Dr. Alwin Spence
Kudos to the many TV and radio stations for the publicity they gave to Black History Month. Thanks to the many churches, organizations and individuals who have actively participated in Black History Month.
It seems that the events of 2020 struck home, highlighted by the public execution of George Floyd, whose demise at the hands of the police was seen all over the world. This event alone has raised a level of consciousness not only among black people, as it should, but equally among white people.
This is even more important when we see a particularly sharp increase in the activities of those who adhere to white supremacy. This comes without shame or apology. What is most alarming is the openness of the activities of these people, and the politicians who refuse to denounce it.
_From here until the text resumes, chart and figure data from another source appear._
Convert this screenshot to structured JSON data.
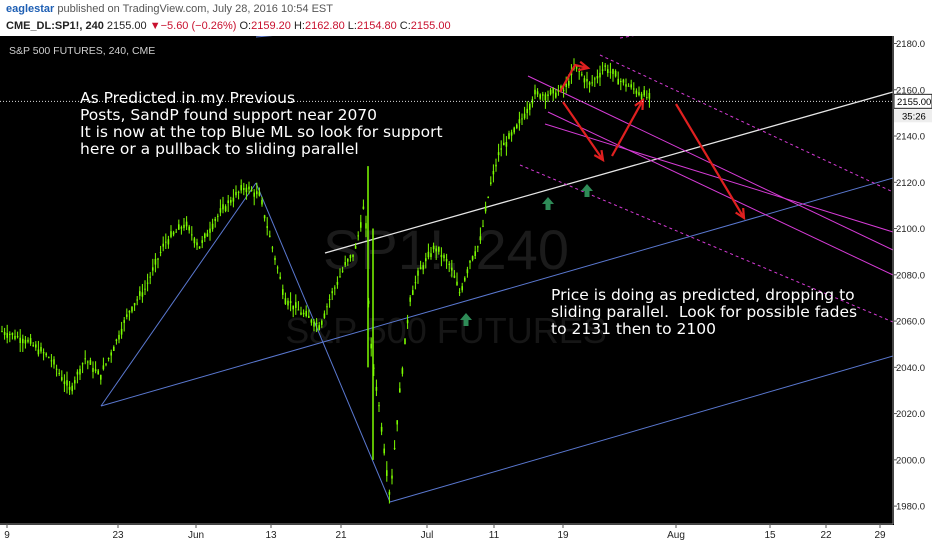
{
  "header": {
    "author": "eaglestar",
    "published_text": "published on TradingView.com, July 28, 2016 10:54 EST",
    "symbol": "CME_DL:SP1!, 240",
    "last": "2155.00",
    "change": "−5.60 (−0.26%)",
    "open_label": "O:",
    "open": "2159.20",
    "high_label": "H:",
    "high": "2162.80",
    "low_label": "L:",
    "low": "2154.80",
    "close_label": "C:",
    "close": "2155.00"
  },
  "chart_data": {
    "type": "candlestick",
    "title": "S&P 500 FUTURES, 240, CME",
    "watermark": [
      "SP1!, 240",
      "S&P 500 FUTURES"
    ],
    "x_ticks": [
      "9",
      "23",
      "Jun",
      "13",
      "21",
      "Jul",
      "11",
      "19",
      "Aug",
      "15",
      "22",
      "29"
    ],
    "y_ticks": [
      1980,
      2000,
      2020,
      2040,
      2060,
      2080,
      2100,
      2120,
      2140,
      2160,
      2180
    ],
    "ylim": [
      1975,
      2183
    ],
    "last_price_label": "2155.00",
    "countdown_label": "35:26",
    "approx_close_path": [
      [
        0,
        2056
      ],
      [
        25,
        2052
      ],
      [
        50,
        2044
      ],
      [
        70,
        2030
      ],
      [
        85,
        2044
      ],
      [
        100,
        2036
      ],
      [
        115,
        2050
      ],
      [
        130,
        2065
      ],
      [
        145,
        2074
      ],
      [
        165,
        2094
      ],
      [
        185,
        2102
      ],
      [
        200,
        2092
      ],
      [
        215,
        2104
      ],
      [
        230,
        2112
      ],
      [
        245,
        2118
      ],
      [
        260,
        2114
      ],
      [
        270,
        2096
      ],
      [
        285,
        2070
      ],
      [
        300,
        2064
      ],
      [
        320,
        2058
      ],
      [
        330,
        2070
      ],
      [
        345,
        2084
      ],
      [
        355,
        2090
      ],
      [
        365,
        2112
      ],
      [
        370,
        2052
      ],
      [
        380,
        2020
      ],
      [
        390,
        1984
      ],
      [
        400,
        2030
      ],
      [
        410,
        2070
      ],
      [
        420,
        2082
      ],
      [
        435,
        2092
      ],
      [
        450,
        2084
      ],
      [
        460,
        2072
      ],
      [
        470,
        2086
      ],
      [
        480,
        2094
      ],
      [
        490,
        2118
      ],
      [
        500,
        2134
      ],
      [
        515,
        2142
      ],
      [
        525,
        2150
      ],
      [
        535,
        2158
      ],
      [
        550,
        2158
      ],
      [
        565,
        2160
      ],
      [
        575,
        2170
      ],
      [
        590,
        2162
      ],
      [
        605,
        2170
      ],
      [
        620,
        2164
      ],
      [
        635,
        2160
      ],
      [
        650,
        2156
      ]
    ],
    "annotations": [
      {
        "lines": [
          "As Predicted in my Previous",
          "Posts, SandP found support near 2070",
          "It is now at the top Blue ML so look for support",
          "here or a pullback to sliding parallel"
        ]
      },
      {
        "lines": [
          "Price is doing as predicted, dropping to",
          "sliding parallel.  Look for possible fades",
          "to 2131 then to 2100"
        ]
      }
    ],
    "colors": {
      "candles": "#7CFC00",
      "blue_lines": "#5a78d0",
      "magenta_lines": "#d63bd6",
      "white_line": "#e6e6e6",
      "red_arrows": "#e02020",
      "green_arrows": "#2e8b57"
    },
    "grid": false
  }
}
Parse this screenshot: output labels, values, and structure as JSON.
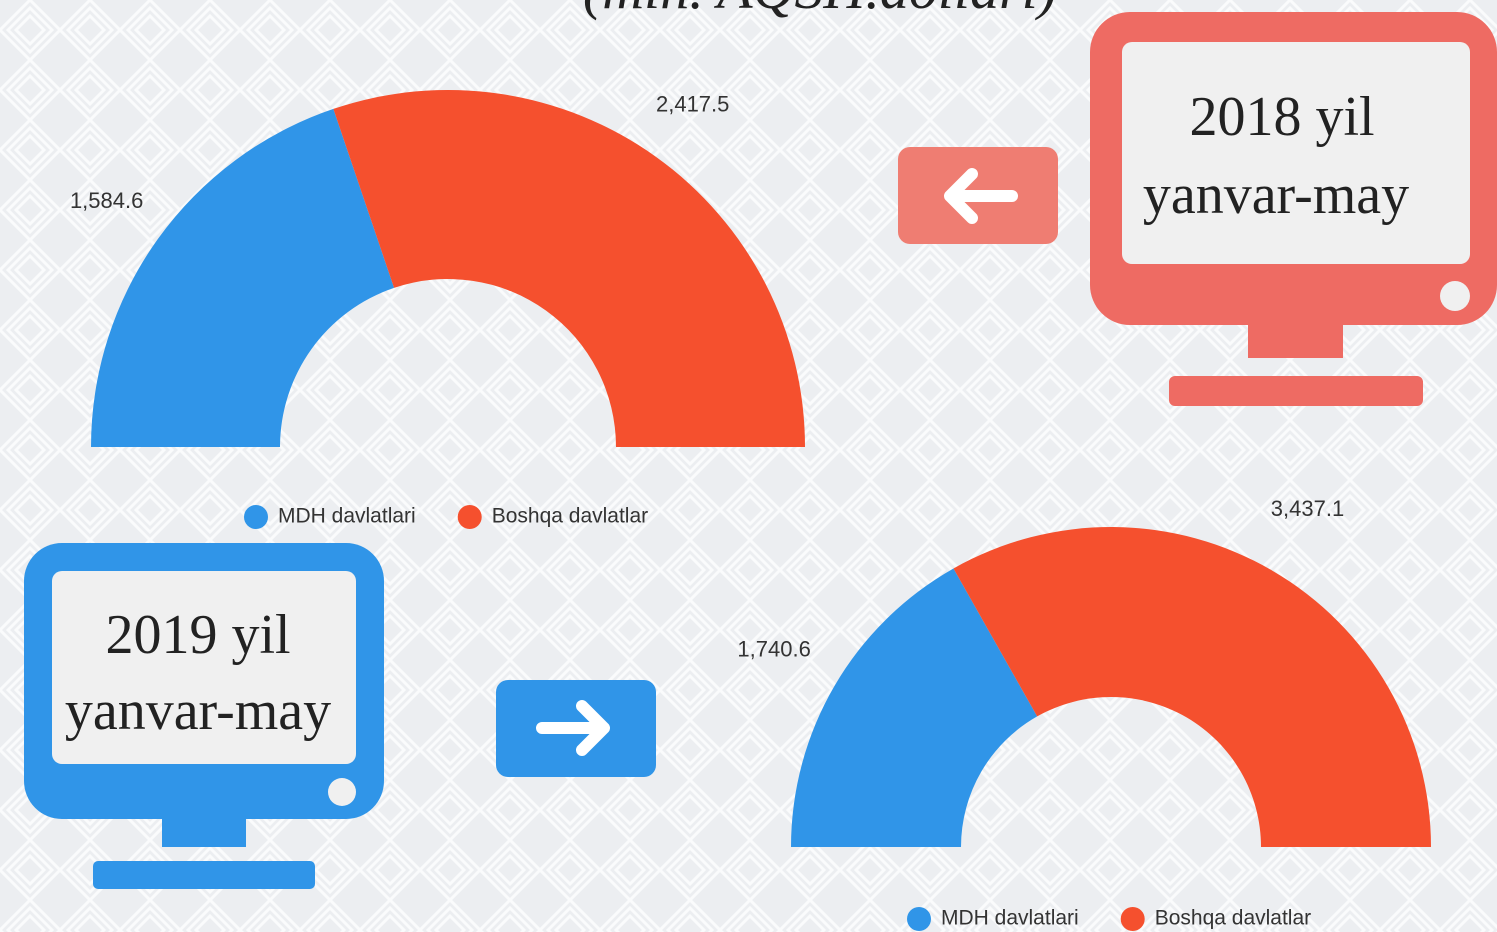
{
  "title": "(mln. AQSH.dollari)",
  "chart_data": [
    {
      "type": "semidonut",
      "title": "2018 yil",
      "subtitle": "yanvar-may",
      "categories": [
        "MDH davlatlari",
        "Boshqa davlatlar"
      ],
      "values": [
        1584.6,
        2417.5
      ],
      "value_labels": [
        "1,584.6",
        "2,417.5"
      ],
      "colors": [
        "#3095e8",
        "#f5502e"
      ],
      "legend": "bottom"
    },
    {
      "type": "semidonut",
      "title": "2019 yil",
      "subtitle": "yanvar-may",
      "categories": [
        "MDH davlatlari",
        "Boshqa davlatlar"
      ],
      "values": [
        1740.6,
        3437.1
      ],
      "value_labels": [
        "1,740.6",
        "3,437.1"
      ],
      "colors": [
        "#3095e8",
        "#f5502e"
      ],
      "legend": "bottom"
    }
  ]
}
Thus, the acknowledgement of Black History Month and its observance with all the positive activities must not die on February 28th, but continue to educate and change the behaviour of those who have been misguided towards a racist discriminatory and inhumane perspective. While we patiently wait for the slow and positive change of the majority population, let us take time out to nurture our own growth and understanding.
It seems that many of our Black youth are unable to delay gratification and accept what is lower and immediate. There are no sweeter words I could hear than when I interview graduate and high school students for a scholarship to pursue higher education.
I pop the question, “What is your goal?” And he or she states, “I want to go on to CEGEP, then to University, then to Graduate work, possibly get a PhD and then to teach at the University level.” This student is looking 9 – 10 years ahead. Well worth waiting for!
But the bottom line is not a PhD, it is doing the best you can in whatever field you may choose. Be the best mechanic, nurse, administrator, doctor, lawyer, businessperson or any other professional.
Go for the top in any field where power is accessible and leads the way to change for the Black community.
When one has education power, and economic mobility, one is better able to challenge discrimination and racism. So one must strategize to acquire that power. This entitles one to sit at the same table with anyone else.
Power gives confidence in the self and this collective power enhances a whole community.
To be realistic, Black people should not spend their energy trying to change the prejudicial feelings of white people…. they have to make that change and do that work themselves!
Our positive behaviour, educational and economic power will speak for itself and eventually cause others to question their presumptions and behaviours.
Today as I write, the jury is being selected for the trial of Derek Chauvin, the white police officer who had his knee on the neck of George Floyd for over eight minutes, until Floyd’s breath was snuffed out, dead and gone.
This was in plain day light in full view of bystanders, and has since been viewed by millions of people worldwide. The evidence is clear and should be an easy case.
But the results of similar “cop-killings of Black people” cases do not ensure a fair trial ending in conviction and imprisonment.
This may not be any different. Presently, a defence team must be planning every possible way of setting Derek Chauvin free, or maybe working towards a light slap on the wrist, which is way out of proportion to this heinous crime.
This may prove to be yet more evidence of systemic racism. Blacks must not fool themselves. Four years of Republic rule under Donald Trump in the USA seems to demonstrate without a doubt that society is not even apologetic of its immense racist population.
If Black people are not seen as equal human beings, or even as human beings, then killing them is not a crime.
When the lion can shoot back at the human, the human does not have power over it.
When Black people will have educational and economic power, white racists will be forced to respect them.
Let us hope for the George Floyd case that justice will be done. Justice for Black people is more than overdue.
This is a historical moment for positive change.